We are living in a world of short attention spans, where detail is almost derided and tweets trump well-argued hypotheses. So even though the implications of what Facebook did or didn’t do with data and who was to blame for harvesting the personal social media records of 87 million individuals will no doubt run and run -- as should be the case, this stuff is important and complicated -- most people are keen to move on. There was no better example of deflection than the industry’s digital and social champions ignoring the real issue and instead lining up to smirk at U.S. lawmakers’ lack of knowledge of technology as they quizzed Mark Zuckerberg.
It would seem that what the guy knew or didn’t know, or what his business did or didn’t do. is less significant than the fact that some “old guy” didn’t know the ins and outs of social media. Snigger, snigger.
Meantime, the media agency world kept mum. Or very largely mum. In Campaign, Havas’ Matt Adams broke cover.

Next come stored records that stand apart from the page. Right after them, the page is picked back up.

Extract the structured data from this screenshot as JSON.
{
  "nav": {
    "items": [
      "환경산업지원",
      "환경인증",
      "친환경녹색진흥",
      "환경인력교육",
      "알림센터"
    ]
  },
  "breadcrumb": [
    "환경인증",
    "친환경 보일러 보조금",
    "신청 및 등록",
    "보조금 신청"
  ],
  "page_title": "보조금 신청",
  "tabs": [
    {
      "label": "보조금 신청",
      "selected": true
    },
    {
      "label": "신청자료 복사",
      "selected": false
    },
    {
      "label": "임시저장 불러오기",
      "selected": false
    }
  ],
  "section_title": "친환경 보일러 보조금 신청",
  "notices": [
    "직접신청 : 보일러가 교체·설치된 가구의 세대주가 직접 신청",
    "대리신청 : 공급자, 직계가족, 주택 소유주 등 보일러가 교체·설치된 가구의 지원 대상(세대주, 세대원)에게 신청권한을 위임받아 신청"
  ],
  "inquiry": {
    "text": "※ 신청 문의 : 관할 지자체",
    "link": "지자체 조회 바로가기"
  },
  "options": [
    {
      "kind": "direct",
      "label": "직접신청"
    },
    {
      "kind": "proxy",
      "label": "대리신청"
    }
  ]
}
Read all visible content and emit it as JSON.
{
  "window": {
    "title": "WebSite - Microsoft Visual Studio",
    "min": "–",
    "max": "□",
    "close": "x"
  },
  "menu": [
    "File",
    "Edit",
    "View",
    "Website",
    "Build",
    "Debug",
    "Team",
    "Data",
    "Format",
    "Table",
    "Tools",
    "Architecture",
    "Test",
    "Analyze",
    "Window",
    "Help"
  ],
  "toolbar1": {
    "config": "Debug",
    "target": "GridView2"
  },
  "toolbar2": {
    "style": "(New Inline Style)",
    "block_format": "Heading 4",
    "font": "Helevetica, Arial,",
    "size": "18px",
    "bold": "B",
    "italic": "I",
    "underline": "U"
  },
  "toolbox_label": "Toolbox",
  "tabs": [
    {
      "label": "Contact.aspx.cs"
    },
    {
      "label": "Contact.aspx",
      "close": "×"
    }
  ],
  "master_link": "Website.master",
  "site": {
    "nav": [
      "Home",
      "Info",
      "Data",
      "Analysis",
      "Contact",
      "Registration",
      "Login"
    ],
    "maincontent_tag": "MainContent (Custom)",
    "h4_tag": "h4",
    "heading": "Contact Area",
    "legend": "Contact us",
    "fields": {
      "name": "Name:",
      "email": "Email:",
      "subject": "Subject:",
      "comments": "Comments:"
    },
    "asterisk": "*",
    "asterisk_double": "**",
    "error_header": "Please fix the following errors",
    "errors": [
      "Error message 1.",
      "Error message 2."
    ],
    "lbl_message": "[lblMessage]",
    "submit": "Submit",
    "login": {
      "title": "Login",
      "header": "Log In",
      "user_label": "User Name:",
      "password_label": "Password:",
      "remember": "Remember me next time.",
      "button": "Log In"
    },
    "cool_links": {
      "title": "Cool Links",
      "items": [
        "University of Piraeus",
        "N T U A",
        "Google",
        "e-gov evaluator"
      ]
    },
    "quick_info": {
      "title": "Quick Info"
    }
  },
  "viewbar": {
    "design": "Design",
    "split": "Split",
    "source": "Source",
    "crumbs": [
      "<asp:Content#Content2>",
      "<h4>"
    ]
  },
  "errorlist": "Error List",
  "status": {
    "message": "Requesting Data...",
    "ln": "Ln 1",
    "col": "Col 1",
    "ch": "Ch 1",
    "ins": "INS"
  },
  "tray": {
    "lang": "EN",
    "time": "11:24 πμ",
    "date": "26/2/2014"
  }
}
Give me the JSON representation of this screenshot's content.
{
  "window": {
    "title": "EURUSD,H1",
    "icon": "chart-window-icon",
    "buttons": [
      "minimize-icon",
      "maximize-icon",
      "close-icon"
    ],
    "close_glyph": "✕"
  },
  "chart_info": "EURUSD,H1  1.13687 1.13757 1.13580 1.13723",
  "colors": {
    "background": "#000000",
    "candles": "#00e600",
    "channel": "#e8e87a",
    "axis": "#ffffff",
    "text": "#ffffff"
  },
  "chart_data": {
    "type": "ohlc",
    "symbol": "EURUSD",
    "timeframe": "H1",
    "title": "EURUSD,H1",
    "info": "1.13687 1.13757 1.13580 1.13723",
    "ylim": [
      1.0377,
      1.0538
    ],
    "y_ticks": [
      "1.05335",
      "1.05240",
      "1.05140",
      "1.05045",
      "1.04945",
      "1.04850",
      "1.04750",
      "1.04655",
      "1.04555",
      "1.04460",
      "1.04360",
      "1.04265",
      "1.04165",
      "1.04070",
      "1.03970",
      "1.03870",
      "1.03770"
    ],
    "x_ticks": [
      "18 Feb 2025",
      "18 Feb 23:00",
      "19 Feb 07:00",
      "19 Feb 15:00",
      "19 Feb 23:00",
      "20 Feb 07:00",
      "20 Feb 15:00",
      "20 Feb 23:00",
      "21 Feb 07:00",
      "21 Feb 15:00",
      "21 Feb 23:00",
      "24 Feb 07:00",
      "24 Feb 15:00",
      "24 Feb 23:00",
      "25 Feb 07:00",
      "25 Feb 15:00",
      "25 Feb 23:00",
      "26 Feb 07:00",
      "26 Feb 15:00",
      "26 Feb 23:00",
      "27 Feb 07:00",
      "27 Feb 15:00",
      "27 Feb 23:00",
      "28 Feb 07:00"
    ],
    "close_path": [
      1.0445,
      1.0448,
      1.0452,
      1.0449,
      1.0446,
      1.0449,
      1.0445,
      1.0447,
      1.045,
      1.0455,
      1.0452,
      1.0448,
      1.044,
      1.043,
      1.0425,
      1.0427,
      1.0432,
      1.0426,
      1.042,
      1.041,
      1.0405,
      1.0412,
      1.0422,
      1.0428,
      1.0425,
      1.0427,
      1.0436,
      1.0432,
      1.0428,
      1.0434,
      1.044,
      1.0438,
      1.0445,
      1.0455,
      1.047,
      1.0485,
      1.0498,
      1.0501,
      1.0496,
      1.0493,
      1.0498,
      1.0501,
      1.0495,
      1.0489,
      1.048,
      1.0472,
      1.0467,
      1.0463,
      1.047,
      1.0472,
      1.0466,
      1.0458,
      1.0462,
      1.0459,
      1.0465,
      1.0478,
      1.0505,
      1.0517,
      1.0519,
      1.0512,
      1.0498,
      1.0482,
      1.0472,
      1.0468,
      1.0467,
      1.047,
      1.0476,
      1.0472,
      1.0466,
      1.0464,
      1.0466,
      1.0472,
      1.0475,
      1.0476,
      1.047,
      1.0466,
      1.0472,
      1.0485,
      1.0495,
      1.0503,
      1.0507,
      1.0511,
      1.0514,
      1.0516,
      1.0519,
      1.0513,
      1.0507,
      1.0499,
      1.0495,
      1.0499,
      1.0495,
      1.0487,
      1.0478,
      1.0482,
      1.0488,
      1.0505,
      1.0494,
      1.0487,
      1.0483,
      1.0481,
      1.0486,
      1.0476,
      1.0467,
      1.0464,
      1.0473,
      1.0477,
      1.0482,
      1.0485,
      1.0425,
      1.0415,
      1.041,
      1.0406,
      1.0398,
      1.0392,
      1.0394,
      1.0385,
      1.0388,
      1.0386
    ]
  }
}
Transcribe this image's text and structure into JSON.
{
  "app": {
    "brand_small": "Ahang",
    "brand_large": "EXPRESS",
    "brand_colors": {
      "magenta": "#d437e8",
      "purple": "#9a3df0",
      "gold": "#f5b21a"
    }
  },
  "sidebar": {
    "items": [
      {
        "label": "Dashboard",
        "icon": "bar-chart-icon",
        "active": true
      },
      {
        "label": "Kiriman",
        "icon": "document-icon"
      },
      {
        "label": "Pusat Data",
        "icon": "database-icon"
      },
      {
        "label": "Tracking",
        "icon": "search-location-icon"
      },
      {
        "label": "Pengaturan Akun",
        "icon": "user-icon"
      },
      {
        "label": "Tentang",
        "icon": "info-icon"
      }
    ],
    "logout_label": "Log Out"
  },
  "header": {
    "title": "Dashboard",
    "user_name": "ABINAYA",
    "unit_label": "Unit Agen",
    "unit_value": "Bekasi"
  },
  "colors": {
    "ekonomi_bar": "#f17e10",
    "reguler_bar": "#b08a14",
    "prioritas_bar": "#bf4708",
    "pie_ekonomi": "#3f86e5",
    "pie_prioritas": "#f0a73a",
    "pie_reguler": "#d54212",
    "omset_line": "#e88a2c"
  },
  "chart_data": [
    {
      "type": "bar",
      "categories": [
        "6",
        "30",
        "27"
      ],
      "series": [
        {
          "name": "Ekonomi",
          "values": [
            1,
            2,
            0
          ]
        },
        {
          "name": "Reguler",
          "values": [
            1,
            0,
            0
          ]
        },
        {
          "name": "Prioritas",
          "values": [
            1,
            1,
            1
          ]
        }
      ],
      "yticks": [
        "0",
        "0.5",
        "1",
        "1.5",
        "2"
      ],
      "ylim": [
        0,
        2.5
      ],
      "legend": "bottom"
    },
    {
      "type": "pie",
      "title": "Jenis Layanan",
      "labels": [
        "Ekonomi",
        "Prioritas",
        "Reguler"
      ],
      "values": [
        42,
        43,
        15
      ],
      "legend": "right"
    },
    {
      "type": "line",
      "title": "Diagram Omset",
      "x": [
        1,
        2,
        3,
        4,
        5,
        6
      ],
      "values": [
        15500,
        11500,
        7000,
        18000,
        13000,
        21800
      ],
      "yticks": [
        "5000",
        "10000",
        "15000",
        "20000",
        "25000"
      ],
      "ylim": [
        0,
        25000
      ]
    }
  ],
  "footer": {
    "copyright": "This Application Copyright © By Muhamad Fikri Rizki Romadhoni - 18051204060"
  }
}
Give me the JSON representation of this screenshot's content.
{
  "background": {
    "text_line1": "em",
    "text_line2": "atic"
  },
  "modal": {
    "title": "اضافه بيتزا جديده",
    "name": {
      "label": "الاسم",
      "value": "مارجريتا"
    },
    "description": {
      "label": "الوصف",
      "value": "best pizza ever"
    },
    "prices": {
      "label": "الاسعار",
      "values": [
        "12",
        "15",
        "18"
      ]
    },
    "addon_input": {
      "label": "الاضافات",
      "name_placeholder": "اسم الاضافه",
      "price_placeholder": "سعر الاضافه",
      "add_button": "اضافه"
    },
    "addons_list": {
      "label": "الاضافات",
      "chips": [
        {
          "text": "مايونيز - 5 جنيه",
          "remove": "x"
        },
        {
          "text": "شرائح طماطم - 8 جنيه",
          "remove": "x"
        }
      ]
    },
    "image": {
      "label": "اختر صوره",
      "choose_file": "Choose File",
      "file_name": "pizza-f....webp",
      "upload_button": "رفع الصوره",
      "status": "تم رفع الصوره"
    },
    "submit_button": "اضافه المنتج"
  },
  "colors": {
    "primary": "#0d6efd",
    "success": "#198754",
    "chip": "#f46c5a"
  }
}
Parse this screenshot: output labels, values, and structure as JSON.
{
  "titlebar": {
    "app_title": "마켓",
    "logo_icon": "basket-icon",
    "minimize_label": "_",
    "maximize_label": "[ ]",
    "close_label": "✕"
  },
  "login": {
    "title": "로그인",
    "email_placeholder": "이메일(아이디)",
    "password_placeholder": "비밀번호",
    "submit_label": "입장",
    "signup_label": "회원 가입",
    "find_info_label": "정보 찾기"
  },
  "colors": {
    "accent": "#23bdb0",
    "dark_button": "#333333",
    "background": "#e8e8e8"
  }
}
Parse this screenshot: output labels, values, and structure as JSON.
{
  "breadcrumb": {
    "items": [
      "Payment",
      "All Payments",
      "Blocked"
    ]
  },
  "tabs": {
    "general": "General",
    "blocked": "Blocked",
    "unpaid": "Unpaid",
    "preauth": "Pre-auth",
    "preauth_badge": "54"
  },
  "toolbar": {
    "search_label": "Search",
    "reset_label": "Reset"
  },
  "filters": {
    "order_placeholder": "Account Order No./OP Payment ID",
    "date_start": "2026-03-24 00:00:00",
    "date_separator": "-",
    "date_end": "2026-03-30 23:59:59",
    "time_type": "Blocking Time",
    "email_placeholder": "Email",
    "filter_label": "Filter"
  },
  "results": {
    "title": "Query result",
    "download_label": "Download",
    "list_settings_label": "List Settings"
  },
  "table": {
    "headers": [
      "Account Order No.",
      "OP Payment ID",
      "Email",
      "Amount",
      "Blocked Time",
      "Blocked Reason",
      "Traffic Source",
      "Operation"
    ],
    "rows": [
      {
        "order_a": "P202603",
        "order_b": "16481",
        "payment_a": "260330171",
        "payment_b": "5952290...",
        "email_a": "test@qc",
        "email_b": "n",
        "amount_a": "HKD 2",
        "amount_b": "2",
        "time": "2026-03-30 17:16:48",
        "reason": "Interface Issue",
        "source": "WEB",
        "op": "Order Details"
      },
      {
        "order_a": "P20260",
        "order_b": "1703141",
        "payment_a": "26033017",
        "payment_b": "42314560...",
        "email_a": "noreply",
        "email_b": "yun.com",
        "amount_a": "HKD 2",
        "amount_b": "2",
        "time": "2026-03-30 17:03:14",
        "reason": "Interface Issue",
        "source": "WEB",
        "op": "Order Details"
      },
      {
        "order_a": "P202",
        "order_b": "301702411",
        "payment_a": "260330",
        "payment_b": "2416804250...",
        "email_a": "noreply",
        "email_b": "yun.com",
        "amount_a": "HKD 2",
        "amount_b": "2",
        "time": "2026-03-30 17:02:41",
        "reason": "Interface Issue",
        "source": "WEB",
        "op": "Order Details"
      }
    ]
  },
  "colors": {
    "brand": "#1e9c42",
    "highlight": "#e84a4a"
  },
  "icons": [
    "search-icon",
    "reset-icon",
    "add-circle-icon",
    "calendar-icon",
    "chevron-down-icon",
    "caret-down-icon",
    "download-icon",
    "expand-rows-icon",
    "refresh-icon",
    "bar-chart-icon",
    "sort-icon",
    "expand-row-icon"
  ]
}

You have to wonder what drives Havas Media’s attitudes towards the largest media players sometimes. About a year ago the agency made a big deal about pulling its clients’ money from Google in the light of the brand safety YouTube fuss. The then-U.K. CEO Paul Frampton was all over the media playing the “look how important we are” card. That didn’t last long, as someone in the Paris head office decided, for reasons we can only imagine, to remove the (non) threat and carry on spending their clients’ money.
Now Frampton’s successor Matt Adams is praising Facebook’s attitude of “putting their users first.” He surely can’t really believe that; there are about 87 million reasons why he can’t believe that.
What the whole Facebook and data scandal has done is point to the need for regulation. Facebook, as even Zuckerberg now accepts, is a publisher. So it should be regulated as one -- and the regulation can’t be designed by FB (despite their kind offer to save everyone else the trouble) but by lawmakers acting with the best interests of individual citizens at the heart of their decision making.
It’s interesting to muse over what happened when a (regulated) newspaper group last played fast and loose with people’s right to privacy.
Phone hacking is of course illegal but is it really so different ethically to using people’s data without their knowledge to track them hither and thither?